Secondo il gruppo di lavoro ([31]) la selvicoltura più prossima alla natura è un “ombrello che riguarda tutti gli approcci e le terminologie che sotto gli auspici della Gestione Forestale Sostenibile (SFM) supportano la biodiversità, la resilienza e l’adattamento climatico a scala di popolamento forestale ed a scala di paesaggio”. La selvicoltura più prossima alla natura “promuove componenti, strutture e processi caratteristici delle foreste naturali e dei boschi naturali, migliorando così la diversità delle specie e delle strutture arboree e la conservazione e lo sviluppo di biotopi con una particolare attenzione ad alberi habitat e legno morto”.

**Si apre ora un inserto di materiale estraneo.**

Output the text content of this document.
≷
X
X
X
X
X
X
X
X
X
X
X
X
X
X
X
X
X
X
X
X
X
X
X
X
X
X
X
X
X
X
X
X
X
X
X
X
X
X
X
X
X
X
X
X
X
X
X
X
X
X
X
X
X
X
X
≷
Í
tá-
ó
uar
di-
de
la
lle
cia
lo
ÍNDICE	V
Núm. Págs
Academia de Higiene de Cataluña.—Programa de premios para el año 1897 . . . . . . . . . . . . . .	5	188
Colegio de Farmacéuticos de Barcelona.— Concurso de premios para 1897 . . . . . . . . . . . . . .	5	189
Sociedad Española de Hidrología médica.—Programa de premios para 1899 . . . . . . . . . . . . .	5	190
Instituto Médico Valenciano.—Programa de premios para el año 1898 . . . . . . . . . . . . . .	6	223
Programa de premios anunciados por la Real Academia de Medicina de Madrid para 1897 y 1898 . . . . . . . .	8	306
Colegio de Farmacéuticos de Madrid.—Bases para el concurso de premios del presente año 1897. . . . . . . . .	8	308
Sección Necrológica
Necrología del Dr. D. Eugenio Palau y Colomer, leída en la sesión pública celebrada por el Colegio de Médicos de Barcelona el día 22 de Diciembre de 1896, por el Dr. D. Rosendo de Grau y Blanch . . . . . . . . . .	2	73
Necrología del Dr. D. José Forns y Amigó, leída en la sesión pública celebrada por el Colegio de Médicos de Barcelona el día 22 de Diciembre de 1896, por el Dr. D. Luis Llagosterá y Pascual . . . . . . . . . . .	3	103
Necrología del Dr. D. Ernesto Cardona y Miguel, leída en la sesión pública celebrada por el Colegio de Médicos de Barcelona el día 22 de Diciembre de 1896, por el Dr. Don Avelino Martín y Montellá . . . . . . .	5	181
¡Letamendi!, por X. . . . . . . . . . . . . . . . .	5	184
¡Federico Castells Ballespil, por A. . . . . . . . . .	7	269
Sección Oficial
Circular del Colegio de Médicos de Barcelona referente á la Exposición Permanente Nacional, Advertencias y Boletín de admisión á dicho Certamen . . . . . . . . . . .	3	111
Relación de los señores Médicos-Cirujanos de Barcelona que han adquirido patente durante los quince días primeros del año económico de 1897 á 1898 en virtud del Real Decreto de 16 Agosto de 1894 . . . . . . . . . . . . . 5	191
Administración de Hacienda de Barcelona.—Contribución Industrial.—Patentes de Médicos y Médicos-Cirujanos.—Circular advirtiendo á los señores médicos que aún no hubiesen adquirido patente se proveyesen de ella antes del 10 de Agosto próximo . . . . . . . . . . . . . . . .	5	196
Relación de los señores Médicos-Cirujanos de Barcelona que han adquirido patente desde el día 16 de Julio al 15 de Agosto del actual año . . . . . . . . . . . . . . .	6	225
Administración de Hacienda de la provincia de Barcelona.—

Sulla base di questa definizione sono stati individuati sette principi, condivisibili a scala continentale, che caratterizzano una selvicoltura più prossima alla natura:

  1. conservazione (retention) di necromassa, alberi habitat e biotopi di particolare interesse naturalistico;
  2. uso e promozione di specie autoctone ma con attenzione, dove esistono le condizioni, anche a specie esotiche produttive;
  3. privilegiare la rinnovazione naturale;
  4. favorire le utilizzazioni parziali del soprassuolo (partial harvest) e la formazione di popolamenti eterogenei dal punto di vista strutturale;
  5. promuovere i popolamenti misti ed porre attenzione anche alla diversità genetica;
  6. mitigare l’impatto degli interventi, limitarne l’estensione e l’intensità;
  7. porre attenzione all’eterogeneità e ai processi naturali (disturbi) a scala di paesaggio ed alla diversità bioculturale.

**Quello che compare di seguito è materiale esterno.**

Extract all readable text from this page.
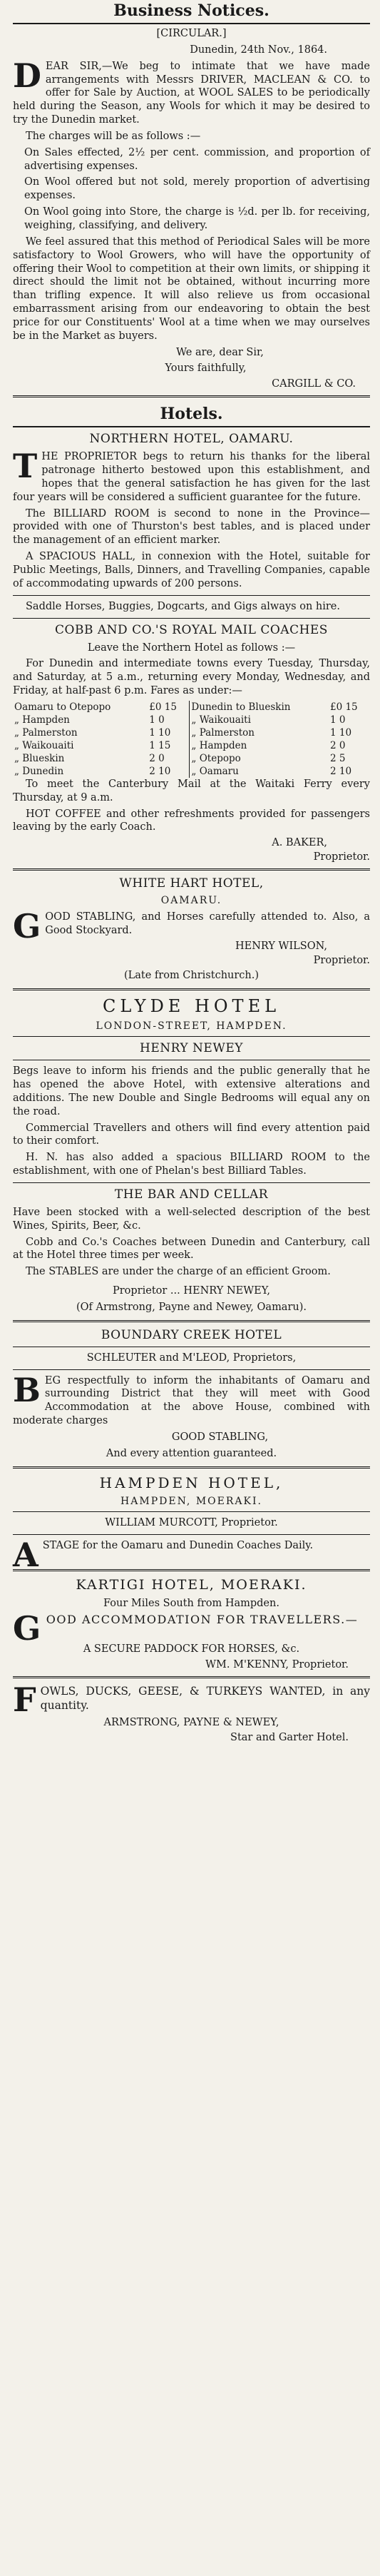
Business Notices.
[CIRCULAR.]
Dunedin, 24th Nov., 1864.
DEAR SIR,—We beg to intimate that we have made arrangements with Messrs DRIVER, MACLEAN & CO. to offer for Sale by Auction, at WOOL SALES to be periodically held during the Season, any Wools for which it may be desired to try the Dunedin market.
The charges will be as follows :—
On Sales effected, 2½ per cent. commission, and proportion of advertising expenses.
On Wool offered but not sold, merely proportion of advertising expenses.
On Wool going into Store, the charge is ½d. per lb. for receiving, weighing, classifying, and delivery.
We feel assured that this method of Periodical Sales will be more satisfactory to Wool Growers, who will have the opportunity of offering their Wool to competition at their own limits, or shipping it direct should the limit not be obtained, without incurring more than trifling expence. It will also relieve us from occasional embarrassment arising from our endeavoring to obtain the best price for our Constituents' Wool at a time when we may ourselves be in the Market as buyers.
We are, dear Sir,
Yours faithfully,
CARGILL & CO.
Hotels.
NORTHERN HOTEL, OAMARU.
THE PROPRIETOR begs to return his thanks for the liberal patronage hitherto bestowed upon this establishment, and hopes that the general satisfaction he has given for the last four years will be considered a sufficient guarantee for the future.
The BILLIARD ROOM is second to none in the Province—provided with one of Thurston's best tables, and is placed under the management of an efficient marker.
A SPACIOUS HALL, in connexion with the Hotel, suitable for Public Meetings, Balls, Dinners, and Travelling Companies, capable of accommodating upwards of 200 persons.
Saddle Horses, Buggies, Dogcarts, and Gigs always on hire.
COBB AND CO.'S ROYAL MAIL COACHES
Leave the Northern Hotel as follows :—
For Dunedin and intermediate towns every Tuesday, Thursday, and Saturday, at 5 a.m., returning every Monday, Wednesday, and Friday, at half-past 6 p.m. Fares as under:—
Oamaru to Otepopo	£0 15	Dunedin to Blueskin	£0 15
„ Hampden	1 0	„ Waikouaiti	1 0
„ Palmerston	1 10	„ Palmerston	1 10
„ Waikouaiti	1 15	„ Hampden	2 0
„ Blueskin	2 0	„ Otepopo	2 5
„ Dunedin	2 10	„ Oamaru	2 10
To meet the Canterbury Mail at the Waitaki Ferry every Thursday, at 9 a.m.
HOT COFFEE and other refreshments provided for passengers leaving by the early Coach.
A. BAKER,
Proprietor.
WHITE HART HOTEL,
OAMARU.
GOOD STABLING, and Horses carefully attended to. Also, a Good Stockyard.
HENRY WILSON,
Proprietor.
(Late from Christchurch.)
CLYDE HOTEL
LONDON-STREET, HAMPDEN.
HENRY NEWEY
Begs leave to inform his friends and the public generally that he has opened the above Hotel, with extensive alterations and additions. The new Double and Single Bedrooms will equal any on the road.
Commercial Travellers and others will find every attention paid to their comfort.
H. N. has also added a spacious BILLIARD ROOM to the establishment, with one of Phelan's best Billiard Tables.
THE BAR AND CELLAR
Have been stocked with a well-selected description of the best Wines, Spirits, Beer, &c.
Cobb and Co.'s Coaches between Dunedin and Canterbury, call at the Hotel three times per week.
The STABLES are under the charge of an efficient Groom.
Proprietor ... HENRY NEWEY,
(Of Armstrong, Payne and Newey, Oamaru).
BOUNDARY CREEK HOTEL
SCHLEUTER and M'LEOD, Proprietors,
BEG respectfully to inform the inhabitants of Oamaru and surrounding District that they will meet with Good Accommodation at the above House, combined with moderate charges
GOOD STABLING,
And every attention guaranteed.
HAMPDEN HOTEL,
HAMPDEN, MOERAKI.
WILLIAM MURCOTT, Proprietor.
ASTAGE for the Oamaru and Dunedin Coaches Daily.
KARTIGI HOTEL, MOERAKI.
Four Miles South from Hampden.
GOOD ACCOMMODATION FOR TRAVELLERS.—
A SECURE PADDOCK FOR HORSES, &c.
WM. M'KENNY, Proprietor.
FOWLS, DUCKS, GEESE, & TURKEYS WANTED, in any quantity.
ARMSTRONG, PAYNE & NEWEY,
Star and Garter Hotel.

La Fig. 2 rappresenta la capacità dei sette principi nel contribuire alla resistenza, alla resilienza e alla capacità di adattamento al cambiamento climatico delle foreste. Tutti i principi contribuiscono in una certa misura e nessuno di questi è in grado di soddisfare tutte e tre le dimensioni al 100%. Per questo motivo in ogni comprensorio forestale è necessario trovare la combinazione adatta al contesto attuale e alle possibili condizioni future. Per tutte le situazioni in cui le condizioni future sono molto incerte sostenere la capacità di adattamento ha la massima priorità. Ciò significa considerare anche la possibilità di modificare la composizione e la gestione delle foreste, qualora si verifichino condizioni future impreviste, sempre nell’ottica di una gestione adattativa ([33]).

Fig. 2 - Rappresentazione degli impatti potenziali nell’applicazione dei principi della selvicoltura più prossima alla natura su resistenza, resilienza e capacità adattativa dei popolamenti forestali nei confronti dell’erogazione dei servizi ecosistemici. La resistenza rappresenta l’abilità dei popolamenti forestali nel resistere e contrastare stress o disturbi; la resilienza rappresenta l’abilità dei popolamenti forestali che hanno subito uno stress o un disturbo nel ritornare allo stato pre-esistente; la capacità adattativa è riferita al global change nel suo complesso (da: [31], modificato).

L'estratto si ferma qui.